The customary method for raising a person to Master Mason through the rare process of recognizing him a Mason at sight has the Grand Master creating a new lodge for the single purpose of initiating the candidate. This "occasional lodge" is then dissolved when the reason for its creation - the initiation of the candidate - has been completed.
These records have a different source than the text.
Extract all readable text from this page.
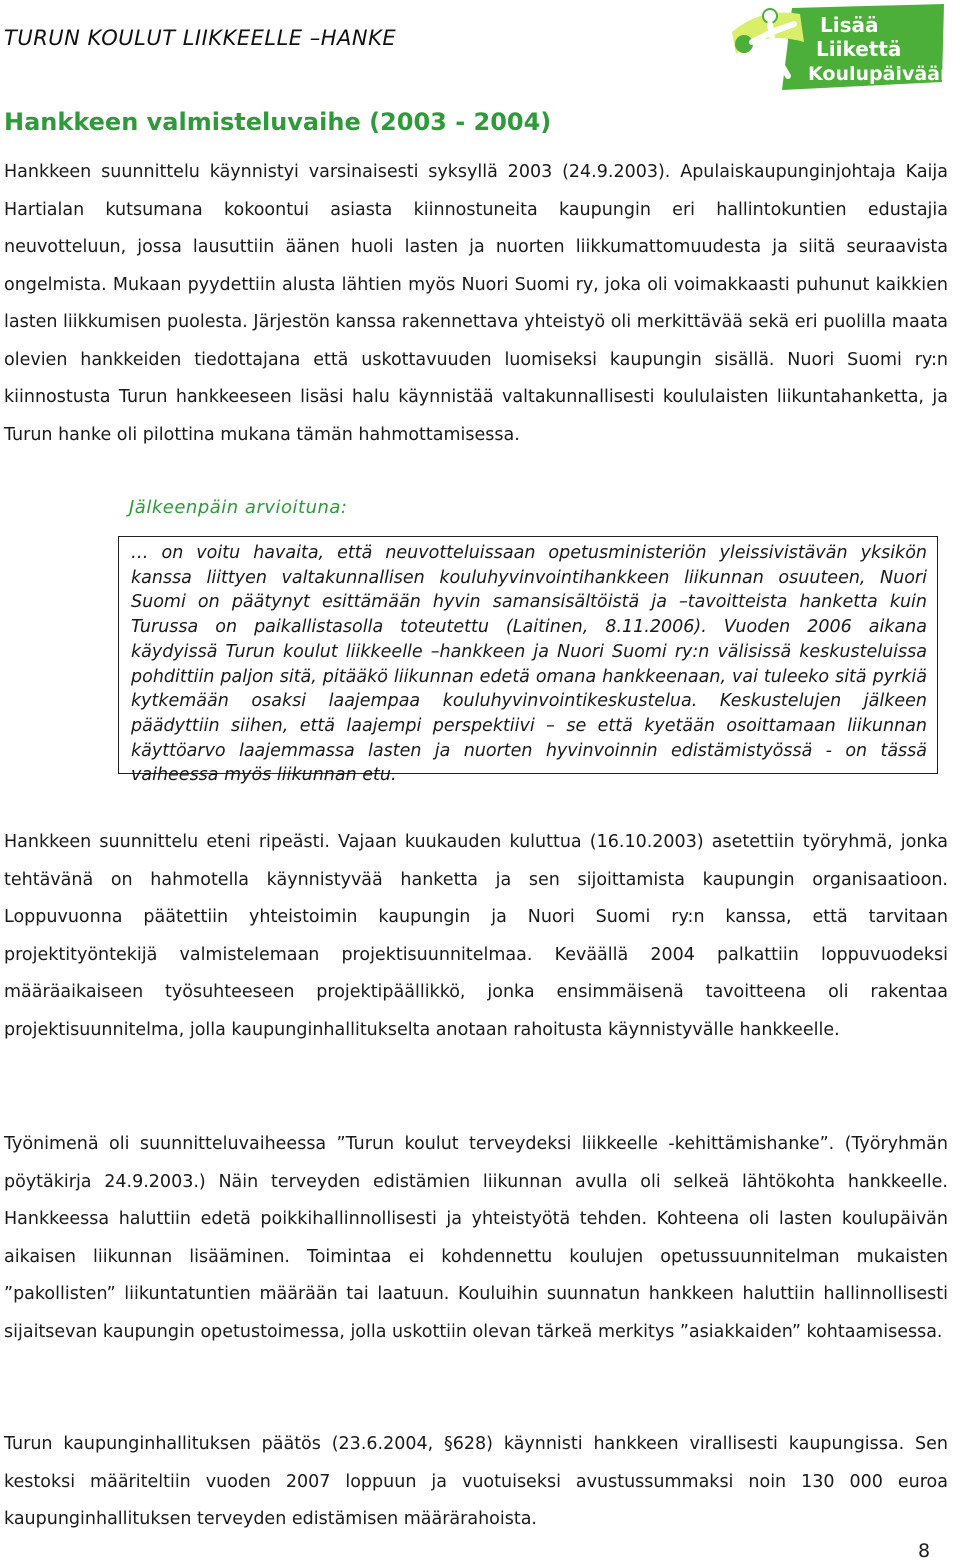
TURUN KOULUT LIIKKEELLE –HANKE
Lisää
Liikettä
Koulupäivään
Hankkeen valmisteluvaihe (2003 - 2004)

Hankkeen suunnittelu käynnistyi varsinaisesti syksyllä 2003 (24.9.2003). Apulaiskaupunginjohtaja Kaija Hartialan kutsumana kokoontui asiasta kiinnostuneita kaupungin eri hallintokuntien edustajia neuvotteluun, jossa lausuttiin äänen huoli lasten ja nuorten liikkumattomuudesta ja siitä seuraavista ongelmista. Mukaan pyydettiin alusta lähtien myös Nuori Suomi ry, joka oli voimakkaasti puhunut kaikkien lasten liikkumisen puolesta. Järjestön kanssa rakennettava yhteistyö oli merkittävää sekä eri puolilla maata olevien hankkeiden tiedottajana että uskottavuuden luomiseksi kaupungin sisällä. Nuori Suomi ry:n kiinnostusta Turun hankkeeseen lisäsi halu käynnistää valtakunnallisesti koululaisten liikuntahanketta, ja Turun hanke oli pilottina mukana tämän hahmottamisessa.

Jälkeenpäin arvioituna:

… on voitu havaita, että neuvotteluissaan opetusministeriön yleissivistävän yksikön kanssa liittyen valtakunnallisen kouluhyvinvointihankkeen liikunnan osuuteen, Nuori Suomi on päätynyt esittämään hyvin samansisältöistä ja –tavoitteista hanketta kuin Turussa on paikallistasolla toteutettu (Laitinen, 8.11.2006). Vuoden 2006 aikana käydyissä Turun koulut liikkeelle –hankkeen ja Nuori Suomi ry:n välisissä keskusteluissa pohdittiin paljon sitä, pitääkö liikunnan edetä omana hankkeenaan, vai tuleeko sitä pyrkiä kytkemään osaksi laajempaa kouluhyvinvointikeskustelua. Keskustelujen jälkeen päädyttiin siihen, että laajempi perspektiivi – se että kyetään osoittamaan liikunnan käyttöarvo laajemmassa lasten ja nuorten hyvinvoinnin edistämistyössä - on tässä vaiheessa myös liikunnan etu.

Hankkeen suunnittelu eteni ripeästi. Vajaan kuukauden kuluttua (16.10.2003) asetettiin työryhmä, jonka tehtävänä on hahmotella käynnistyvää hanketta ja sen sijoittamista kaupungin organisaatioon. Loppuvuonna päätettiin yhteistoimin kaupungin ja Nuori Suomi ry:n kanssa, että tarvitaan projektityöntekijä valmistelemaan projektisuunnitelmaa. Keväällä 2004 palkattiin loppuvuodeksi määräaikaiseen työsuhteeseen projektipäällikkö, jonka ensimmäisenä tavoitteena oli rakentaa projektisuunnitelma, jolla kaupunginhallitukselta anotaan rahoitusta käynnistyvälle hankkeelle.

Työnimenä oli suunnitteluvaiheessa ”Turun koulut terveydeksi liikkeelle -kehittämishanke”. (Työryhmän pöytäkirja 24.9.2003.) Näin terveyden edistämien liikunnan avulla oli selkeä lähtökohta hankkeelle. Hankkeessa haluttiin edetä poikkihallinnollisesti ja yhteistyötä tehden. Kohteena oli lasten koulupäivän aikaisen liikunnan lisääminen. Toimintaa ei kohdennettu koulujen opetussuunnitelman mukaisten ”pakollisten” liikuntatuntien määrään tai laatuun. Kouluihin suunnatun hankkeen haluttiin hallinnollisesti sijaitsevan kaupungin opetustoimessa, jolla uskottiin olevan tärkeä merkitys ”asiakkaiden” kohtaamisessa.

Turun kaupunginhallituksen päätös (23.6.2004, §628) käynnisti hankkeen virallisesti kaupungissa. Sen kestoksi määriteltiin vuoden 2007 loppuun ja vuotuiseksi avustussummaksi noin 130 000 euroa kaupunginhallituksen terveyden edistämisen määrärahoista.

8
However, while the process of recognizing a Mason at sight usually involves this procedure, Masonic historian Louis L. Williams has observed that "using his unique and unquestionable power, the Grand Master could pretty well proceed as he might see fit" such as simply decreeing the individual to be a Master Mason.

==Masons at sight==

=== United Kingdom ===
Early instances in the history of speculative Masonry, in which a man has been made a Mason at sight, include the raising of Francis Stephen, Duke of Lorraine, in 1731 at Houghton Hall, fourteen years before his accession as Holy Roman Emperor, and of Frederick, Prince of Wales in 1737.

=== United States ===
Joseph Smith, founder of the LDS Church, was raised at sight in March of 1842, completing the three degrees of Freemasonry within the atypically short timespan of two days.

Other notable persons in the United States who have been made a Mason at sight include General Douglas MacArthur on January 17, 1936, in the presence of over six hundred Master Masons, General George C. Marshall, who was raised by the Grand Master of the Grand Lodge of the District of Columbia in December 1941, and Don King, who was raised by Grand Master Odes J. Kyle Jr. of the Most Worshipful Prince Hall Grand Lodge of Ohio in 1987.

==== United States Presidents ====
William Howard Taft was recognized as a Mason at sight by an occasional lodge created for that purpose on February 18, 1909, a few weeks prior to his inauguration as the 27th President of the United States. The lodge was convened at about 4:00 p.m. at the Scottish Rite Cathedral in Cincinnati by Charles Hoskinson, the Grand Master of Ohio, and consisted of him and William B. Mellish. He dissolved it after 6:00 p.m.

Joe Biden was declared a Master Mason at sight by the Prince Hall Grand Lodge of South Carolina on January 19, 2025. The Pillar, however, have noted that "Biden would have to himself accept, even passively by not rejecting the designation, the conferred membership — the masons don’t have the power to make someone a member without consent, anymore than one person can marry another without their consent." They further question if this actually occurred, casting some doubt on his Masonic membership. Others have raised questions of Biden's legitimacy as a Master Mason given that the Prince Hall Grand Lodge of South Carolina "is not recognized as regular by any so-called mainstream U.S. grand lodge, the United Grand Lodge of England, or any other major regular, recognized Masonic jurisdiction."